After sharing the customary Jewish words of consolation - Baruch Dayan HaEmes (Blessed is the True Judge) with my distraught friend, I comforted her that even though we can’t see the whole picture, everything that God does is for the best. We both went into Rosh Hashanah with a sense of great communal loss, as well as concern about the political controversy that loomed.

Justice Ruth Bader Ginsburg was not only the first Jewish woman to sit on the Supreme Court, she was a political and cultural icon. She was proudly Jewish. “I am a judge, born, raised and proud of being a Jew,” she said in address to the American Jewish Committee following her 1993 appointment to the court. She seated her drive for justice in the Bible, stating in that address that, “The demand for justice runs through the entirety of Jewish history and Jewish tradition,” and hung the Biblical injunction to pursue justice on the walls of her chambers.

For many Jews, she was not just the image of a proud Jew, her political views made her the very face of Jewish liberalism. For that reason, it is noteworthy that Justice Ginsburg, with all her progressive ideals, chose to be buried rather than cremated.

Although it is a Biblical mitzvah to be buried, we find that in the United States more than fifty percent of Jews, particularly liberal Jews, choose cremation, believing it to be somehow more “progressive” than traditional burial. But there is a difference between true liberalism and mere fashion, and we can be certain that a mind as reasoned as Justice Ginsburg’s discerned that difference.

The legal decisions she authored impact every American, but it is Justice Ginsburg’s final decision that all Jews, across the spectrum of politics and religious observance, should take to heart when considering their own final end-of-life plans.

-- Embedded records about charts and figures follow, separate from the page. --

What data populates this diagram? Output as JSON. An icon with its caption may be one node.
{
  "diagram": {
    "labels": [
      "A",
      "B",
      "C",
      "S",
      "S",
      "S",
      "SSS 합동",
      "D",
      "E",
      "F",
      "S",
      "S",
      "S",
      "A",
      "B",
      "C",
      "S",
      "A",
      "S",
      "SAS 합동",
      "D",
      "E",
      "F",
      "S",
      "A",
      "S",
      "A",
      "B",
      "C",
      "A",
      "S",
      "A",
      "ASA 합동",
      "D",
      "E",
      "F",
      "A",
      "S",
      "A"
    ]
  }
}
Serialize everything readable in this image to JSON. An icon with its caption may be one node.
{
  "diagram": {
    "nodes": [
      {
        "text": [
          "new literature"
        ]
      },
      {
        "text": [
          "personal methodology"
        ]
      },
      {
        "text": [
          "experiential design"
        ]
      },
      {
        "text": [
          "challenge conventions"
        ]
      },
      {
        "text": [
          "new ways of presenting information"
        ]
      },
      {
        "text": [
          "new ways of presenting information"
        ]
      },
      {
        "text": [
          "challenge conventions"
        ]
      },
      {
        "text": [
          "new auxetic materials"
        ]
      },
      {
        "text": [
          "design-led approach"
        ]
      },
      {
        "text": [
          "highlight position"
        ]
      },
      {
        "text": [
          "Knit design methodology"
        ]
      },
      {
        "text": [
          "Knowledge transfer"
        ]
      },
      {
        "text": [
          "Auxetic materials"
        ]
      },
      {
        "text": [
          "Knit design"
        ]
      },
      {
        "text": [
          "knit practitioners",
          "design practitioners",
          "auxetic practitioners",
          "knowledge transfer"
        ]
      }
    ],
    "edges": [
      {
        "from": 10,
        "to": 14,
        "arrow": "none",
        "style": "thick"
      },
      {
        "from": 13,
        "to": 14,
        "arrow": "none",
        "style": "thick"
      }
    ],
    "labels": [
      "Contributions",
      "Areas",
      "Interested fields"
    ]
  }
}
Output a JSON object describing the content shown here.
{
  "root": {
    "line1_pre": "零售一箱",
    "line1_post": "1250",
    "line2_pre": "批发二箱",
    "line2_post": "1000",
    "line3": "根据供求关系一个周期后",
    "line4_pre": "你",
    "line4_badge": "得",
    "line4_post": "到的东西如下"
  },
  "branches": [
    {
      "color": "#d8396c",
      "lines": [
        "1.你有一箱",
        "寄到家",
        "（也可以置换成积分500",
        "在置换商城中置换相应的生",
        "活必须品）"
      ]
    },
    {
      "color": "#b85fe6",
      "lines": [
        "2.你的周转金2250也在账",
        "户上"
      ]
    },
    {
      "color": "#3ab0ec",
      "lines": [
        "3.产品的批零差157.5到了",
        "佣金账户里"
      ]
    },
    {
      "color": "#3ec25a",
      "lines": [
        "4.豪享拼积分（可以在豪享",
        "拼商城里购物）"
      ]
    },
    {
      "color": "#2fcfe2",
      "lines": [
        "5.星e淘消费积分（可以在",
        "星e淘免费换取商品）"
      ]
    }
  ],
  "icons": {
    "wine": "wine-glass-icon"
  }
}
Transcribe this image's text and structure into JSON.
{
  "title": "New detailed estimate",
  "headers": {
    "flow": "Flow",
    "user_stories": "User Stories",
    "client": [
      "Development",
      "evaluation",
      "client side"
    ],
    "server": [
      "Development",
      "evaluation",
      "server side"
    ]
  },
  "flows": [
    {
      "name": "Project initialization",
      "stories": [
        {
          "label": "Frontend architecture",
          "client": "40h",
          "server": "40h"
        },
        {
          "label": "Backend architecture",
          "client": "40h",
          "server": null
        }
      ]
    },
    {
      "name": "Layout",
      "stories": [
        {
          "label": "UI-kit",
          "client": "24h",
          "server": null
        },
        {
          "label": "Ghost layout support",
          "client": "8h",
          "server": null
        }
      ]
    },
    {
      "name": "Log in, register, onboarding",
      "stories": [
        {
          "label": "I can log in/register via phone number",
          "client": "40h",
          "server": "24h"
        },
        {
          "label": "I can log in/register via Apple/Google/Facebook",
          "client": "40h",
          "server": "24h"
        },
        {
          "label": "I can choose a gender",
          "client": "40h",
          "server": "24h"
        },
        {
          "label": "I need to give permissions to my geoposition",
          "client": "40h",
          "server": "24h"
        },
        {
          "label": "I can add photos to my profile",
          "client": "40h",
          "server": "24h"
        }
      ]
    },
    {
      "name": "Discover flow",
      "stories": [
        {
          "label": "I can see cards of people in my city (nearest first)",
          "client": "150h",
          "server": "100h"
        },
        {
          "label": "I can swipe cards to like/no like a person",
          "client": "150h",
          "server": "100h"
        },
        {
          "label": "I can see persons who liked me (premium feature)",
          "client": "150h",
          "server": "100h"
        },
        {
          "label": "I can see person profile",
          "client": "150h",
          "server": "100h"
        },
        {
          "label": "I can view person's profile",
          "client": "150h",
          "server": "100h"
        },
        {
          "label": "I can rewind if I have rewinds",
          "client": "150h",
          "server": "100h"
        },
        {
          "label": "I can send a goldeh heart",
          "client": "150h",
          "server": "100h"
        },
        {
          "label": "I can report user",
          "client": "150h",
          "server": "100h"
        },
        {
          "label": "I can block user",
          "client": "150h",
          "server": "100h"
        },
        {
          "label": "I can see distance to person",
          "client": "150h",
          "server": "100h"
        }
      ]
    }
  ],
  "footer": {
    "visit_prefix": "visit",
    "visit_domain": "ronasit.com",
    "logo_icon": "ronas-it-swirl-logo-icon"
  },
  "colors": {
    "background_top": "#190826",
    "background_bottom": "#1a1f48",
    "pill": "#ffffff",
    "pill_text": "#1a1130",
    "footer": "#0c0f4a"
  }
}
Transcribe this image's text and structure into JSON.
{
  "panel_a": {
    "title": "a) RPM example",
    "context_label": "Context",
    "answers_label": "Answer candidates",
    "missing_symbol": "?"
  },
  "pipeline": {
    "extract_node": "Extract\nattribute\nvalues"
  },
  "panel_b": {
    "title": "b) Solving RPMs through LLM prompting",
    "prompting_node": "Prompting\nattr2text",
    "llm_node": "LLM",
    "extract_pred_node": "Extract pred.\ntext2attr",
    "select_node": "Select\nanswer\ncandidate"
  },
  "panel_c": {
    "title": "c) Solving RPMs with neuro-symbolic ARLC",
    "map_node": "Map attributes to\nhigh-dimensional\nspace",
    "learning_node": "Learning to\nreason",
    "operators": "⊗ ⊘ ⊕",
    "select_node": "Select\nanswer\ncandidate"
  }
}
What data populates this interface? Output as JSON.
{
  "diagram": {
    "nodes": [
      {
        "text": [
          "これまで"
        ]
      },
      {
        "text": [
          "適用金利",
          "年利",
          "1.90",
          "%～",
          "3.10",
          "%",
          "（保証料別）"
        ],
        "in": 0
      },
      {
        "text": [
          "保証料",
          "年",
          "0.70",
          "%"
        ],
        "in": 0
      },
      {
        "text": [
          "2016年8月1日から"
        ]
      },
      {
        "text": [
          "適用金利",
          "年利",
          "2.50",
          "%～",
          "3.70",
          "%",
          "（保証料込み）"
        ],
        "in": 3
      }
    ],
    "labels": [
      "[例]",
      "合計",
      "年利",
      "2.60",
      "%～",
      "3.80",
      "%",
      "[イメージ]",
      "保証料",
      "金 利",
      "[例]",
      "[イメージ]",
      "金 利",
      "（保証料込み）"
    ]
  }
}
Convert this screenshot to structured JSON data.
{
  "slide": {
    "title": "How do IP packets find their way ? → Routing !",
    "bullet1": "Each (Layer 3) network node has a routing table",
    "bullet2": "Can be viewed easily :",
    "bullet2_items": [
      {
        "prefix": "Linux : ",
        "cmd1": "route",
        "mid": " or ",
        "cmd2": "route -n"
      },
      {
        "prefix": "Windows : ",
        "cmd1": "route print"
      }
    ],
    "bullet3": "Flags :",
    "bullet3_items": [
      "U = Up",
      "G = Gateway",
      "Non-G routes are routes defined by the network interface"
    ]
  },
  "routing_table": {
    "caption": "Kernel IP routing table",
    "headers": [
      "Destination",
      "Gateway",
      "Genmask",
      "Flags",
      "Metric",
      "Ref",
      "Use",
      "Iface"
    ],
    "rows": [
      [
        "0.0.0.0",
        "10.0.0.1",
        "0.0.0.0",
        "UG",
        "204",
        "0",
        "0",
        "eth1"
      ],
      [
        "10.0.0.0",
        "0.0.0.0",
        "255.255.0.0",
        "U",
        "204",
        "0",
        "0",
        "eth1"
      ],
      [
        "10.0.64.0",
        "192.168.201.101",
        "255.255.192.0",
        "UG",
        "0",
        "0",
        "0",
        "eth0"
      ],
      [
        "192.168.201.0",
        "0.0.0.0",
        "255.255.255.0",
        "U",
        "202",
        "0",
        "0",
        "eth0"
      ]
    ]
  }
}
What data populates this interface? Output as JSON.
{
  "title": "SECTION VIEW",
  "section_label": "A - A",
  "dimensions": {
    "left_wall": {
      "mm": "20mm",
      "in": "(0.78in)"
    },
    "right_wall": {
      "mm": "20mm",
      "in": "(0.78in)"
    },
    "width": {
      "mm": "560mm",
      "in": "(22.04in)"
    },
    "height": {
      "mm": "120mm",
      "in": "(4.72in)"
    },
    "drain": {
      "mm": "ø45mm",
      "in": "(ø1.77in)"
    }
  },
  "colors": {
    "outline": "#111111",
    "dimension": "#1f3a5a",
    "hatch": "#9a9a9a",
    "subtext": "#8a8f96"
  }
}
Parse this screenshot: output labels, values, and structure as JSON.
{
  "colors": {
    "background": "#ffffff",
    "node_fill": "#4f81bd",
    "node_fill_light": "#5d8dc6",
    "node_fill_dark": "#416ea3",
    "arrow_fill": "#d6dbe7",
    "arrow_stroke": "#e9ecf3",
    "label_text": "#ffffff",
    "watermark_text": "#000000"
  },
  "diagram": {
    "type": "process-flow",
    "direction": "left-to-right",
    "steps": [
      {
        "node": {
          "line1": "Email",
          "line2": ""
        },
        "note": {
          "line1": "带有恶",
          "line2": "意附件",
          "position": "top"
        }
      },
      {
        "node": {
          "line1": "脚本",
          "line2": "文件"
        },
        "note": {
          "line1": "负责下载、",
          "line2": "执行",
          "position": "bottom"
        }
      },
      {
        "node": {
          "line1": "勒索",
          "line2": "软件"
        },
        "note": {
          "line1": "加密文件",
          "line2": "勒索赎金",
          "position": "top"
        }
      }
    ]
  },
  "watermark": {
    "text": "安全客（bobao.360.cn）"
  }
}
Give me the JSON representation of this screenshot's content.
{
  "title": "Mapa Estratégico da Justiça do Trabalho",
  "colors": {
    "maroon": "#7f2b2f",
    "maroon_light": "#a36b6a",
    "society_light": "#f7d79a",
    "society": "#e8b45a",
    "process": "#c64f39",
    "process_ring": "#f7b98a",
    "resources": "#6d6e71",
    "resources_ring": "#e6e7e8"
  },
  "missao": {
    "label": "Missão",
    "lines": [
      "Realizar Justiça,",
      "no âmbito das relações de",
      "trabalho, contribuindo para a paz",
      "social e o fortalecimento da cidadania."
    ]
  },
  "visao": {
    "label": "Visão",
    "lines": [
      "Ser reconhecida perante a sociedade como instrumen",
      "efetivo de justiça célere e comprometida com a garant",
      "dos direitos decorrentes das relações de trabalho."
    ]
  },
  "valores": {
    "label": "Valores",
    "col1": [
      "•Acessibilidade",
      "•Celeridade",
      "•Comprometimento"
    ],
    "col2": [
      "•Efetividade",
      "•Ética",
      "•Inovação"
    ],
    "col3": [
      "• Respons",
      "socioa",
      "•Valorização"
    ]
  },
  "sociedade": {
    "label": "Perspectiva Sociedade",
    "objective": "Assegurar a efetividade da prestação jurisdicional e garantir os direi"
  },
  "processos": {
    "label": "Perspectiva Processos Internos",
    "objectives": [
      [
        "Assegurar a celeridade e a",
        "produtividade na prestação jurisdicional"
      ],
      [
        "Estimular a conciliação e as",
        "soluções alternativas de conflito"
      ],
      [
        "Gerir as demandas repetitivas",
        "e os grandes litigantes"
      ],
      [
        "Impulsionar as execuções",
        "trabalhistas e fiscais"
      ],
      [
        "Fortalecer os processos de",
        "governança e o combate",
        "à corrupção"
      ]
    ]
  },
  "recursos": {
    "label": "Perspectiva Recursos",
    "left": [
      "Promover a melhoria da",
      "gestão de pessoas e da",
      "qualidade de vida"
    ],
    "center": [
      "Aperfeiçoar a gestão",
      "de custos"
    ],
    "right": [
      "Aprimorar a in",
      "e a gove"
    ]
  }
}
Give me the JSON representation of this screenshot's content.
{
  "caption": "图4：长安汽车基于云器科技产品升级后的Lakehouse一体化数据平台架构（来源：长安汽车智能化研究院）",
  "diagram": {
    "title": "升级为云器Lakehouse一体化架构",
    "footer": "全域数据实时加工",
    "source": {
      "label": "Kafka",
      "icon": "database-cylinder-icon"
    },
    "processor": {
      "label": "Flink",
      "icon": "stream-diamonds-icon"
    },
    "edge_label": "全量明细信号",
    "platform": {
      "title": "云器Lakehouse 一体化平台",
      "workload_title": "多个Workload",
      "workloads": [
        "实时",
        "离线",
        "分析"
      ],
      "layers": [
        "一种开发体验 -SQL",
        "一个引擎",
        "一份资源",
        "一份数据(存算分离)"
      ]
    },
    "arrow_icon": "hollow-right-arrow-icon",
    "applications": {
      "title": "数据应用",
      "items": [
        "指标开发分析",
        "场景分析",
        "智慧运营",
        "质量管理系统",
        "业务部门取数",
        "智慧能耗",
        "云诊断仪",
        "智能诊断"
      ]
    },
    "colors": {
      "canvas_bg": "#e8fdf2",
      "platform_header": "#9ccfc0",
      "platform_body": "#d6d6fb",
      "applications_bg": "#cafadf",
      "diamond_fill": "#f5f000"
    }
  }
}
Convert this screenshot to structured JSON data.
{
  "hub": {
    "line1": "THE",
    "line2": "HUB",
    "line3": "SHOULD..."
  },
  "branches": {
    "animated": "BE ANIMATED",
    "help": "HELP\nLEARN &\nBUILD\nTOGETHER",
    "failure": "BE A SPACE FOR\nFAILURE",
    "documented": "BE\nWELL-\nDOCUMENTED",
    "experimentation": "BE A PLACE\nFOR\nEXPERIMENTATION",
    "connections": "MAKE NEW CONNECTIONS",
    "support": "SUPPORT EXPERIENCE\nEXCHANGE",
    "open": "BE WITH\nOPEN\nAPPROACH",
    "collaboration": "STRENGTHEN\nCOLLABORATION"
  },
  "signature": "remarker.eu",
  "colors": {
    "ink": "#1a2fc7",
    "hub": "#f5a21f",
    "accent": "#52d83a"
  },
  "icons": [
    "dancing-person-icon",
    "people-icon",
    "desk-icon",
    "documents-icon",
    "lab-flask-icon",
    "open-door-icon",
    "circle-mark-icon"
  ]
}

Justice Ruth Bader Ginsburg was a liberal icon, but she was also Yita Rochel bat Tzirel Leah. She was born a Jew, and she chose burial, because that’s what Jews do.

God Himself buried Moses, and for the last 3,500 years, Jews have emulated God and chosen to gently bury their departed loved ones. Burial in the ground provides a final resting place for the body, and a place to visit part of the soul that remains with that body. Cremation, on the other hand, does not afford any rest for the soul, nor does it provide the profound sense of closure for remaining family and friends that burial provides.

Burial is the ultimate mark of respect for both body and soul, and Justice Ruth Bader Ginsburg certainly deserved no less than this final form of Jewish respect. May her memory be for a blessing.

Robin Davina Meyerson is the West Coast Director for NASCK, the National Association of Chevra Kadisha.